There’s also a Beet Benny ($14). Two plain poached eggs are lifted to higher heights on pumpernickel bread, plus generous, lush layers of velvety smoked salmon, lots of arugula, and just enough pink sauce to justify the beet reference in the name: no beets, but a beet hollandaise that’s rich and creamy. More of that sauce would lift the Beet Benny higher, though perhaps at the expense of the whole healthy eating schtick.

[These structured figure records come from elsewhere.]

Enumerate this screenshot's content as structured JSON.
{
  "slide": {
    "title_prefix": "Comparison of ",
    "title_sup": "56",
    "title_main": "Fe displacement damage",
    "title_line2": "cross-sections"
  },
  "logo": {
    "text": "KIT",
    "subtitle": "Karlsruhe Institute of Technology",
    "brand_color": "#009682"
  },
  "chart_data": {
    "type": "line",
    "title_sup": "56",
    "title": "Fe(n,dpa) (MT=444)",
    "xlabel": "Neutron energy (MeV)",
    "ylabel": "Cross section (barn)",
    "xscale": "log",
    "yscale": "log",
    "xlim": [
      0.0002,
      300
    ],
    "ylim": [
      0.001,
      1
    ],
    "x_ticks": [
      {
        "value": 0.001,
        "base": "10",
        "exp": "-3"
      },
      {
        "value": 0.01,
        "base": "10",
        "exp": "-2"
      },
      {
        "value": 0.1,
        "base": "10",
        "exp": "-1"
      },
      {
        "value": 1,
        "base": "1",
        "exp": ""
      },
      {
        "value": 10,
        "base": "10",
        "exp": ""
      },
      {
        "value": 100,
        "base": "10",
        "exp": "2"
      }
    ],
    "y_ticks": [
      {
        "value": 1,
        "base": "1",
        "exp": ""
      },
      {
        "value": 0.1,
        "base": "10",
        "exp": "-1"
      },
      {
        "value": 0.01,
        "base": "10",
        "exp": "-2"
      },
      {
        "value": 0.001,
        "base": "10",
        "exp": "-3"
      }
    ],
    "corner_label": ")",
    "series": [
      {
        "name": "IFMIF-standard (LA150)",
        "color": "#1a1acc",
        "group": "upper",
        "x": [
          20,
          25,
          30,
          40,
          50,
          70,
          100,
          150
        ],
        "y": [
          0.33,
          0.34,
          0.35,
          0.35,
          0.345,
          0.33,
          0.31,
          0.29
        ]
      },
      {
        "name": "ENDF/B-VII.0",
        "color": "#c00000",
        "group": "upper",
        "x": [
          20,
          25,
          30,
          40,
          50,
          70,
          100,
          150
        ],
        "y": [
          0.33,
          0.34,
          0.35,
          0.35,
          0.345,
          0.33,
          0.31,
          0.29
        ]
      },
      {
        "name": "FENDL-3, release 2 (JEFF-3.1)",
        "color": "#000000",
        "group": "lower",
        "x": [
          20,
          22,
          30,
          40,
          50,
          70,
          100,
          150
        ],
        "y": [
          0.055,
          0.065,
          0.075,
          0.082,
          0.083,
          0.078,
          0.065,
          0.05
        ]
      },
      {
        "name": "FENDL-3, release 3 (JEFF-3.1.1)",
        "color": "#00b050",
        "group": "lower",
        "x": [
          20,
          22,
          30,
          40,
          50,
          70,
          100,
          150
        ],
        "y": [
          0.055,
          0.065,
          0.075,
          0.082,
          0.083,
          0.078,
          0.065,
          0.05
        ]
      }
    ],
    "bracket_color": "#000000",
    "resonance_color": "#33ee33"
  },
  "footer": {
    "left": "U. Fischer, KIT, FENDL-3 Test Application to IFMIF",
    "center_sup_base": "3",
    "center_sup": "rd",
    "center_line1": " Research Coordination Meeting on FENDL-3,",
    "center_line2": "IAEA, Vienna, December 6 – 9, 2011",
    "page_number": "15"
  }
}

For those who need to see more greens to appreciate the whole health angle, there is something on the lines of the Kale Caesar ($9). Available anytime, there are several things that make it different from a regular Caesar, not the least of which are the cashew parmesan element and the toasted chickpeas. It doesn’t necessarily hit the same notes as a traditional recipe, but they do contribute a most welcome brine and crunch. It’s a good salad, and while substantial in itself, an appropriately grilled slab of salmon ($5) on top gives it more depth.

The BLT ($8) is a good intro to nitrite-free bacon, every bit as good as nitrite-laden bacon (see the old study about nitrites giving us all cancer). The whole-wheat sandwich also features avocado, tomato, spinach and vegan mayo, a convincing substitute for the real deal.

Or, if you’re into the drinkable scene, Alchemy has a menu for that too, with smoothies and juice flights. The Green Monster ($7) provides all the nutritional joy of kale in a completely binge-able blend that’s dominated by its companion flavors of banana, pineapple and orange juice.

The new Alchemy is open daily and can be found at 1439 Grandview Ave.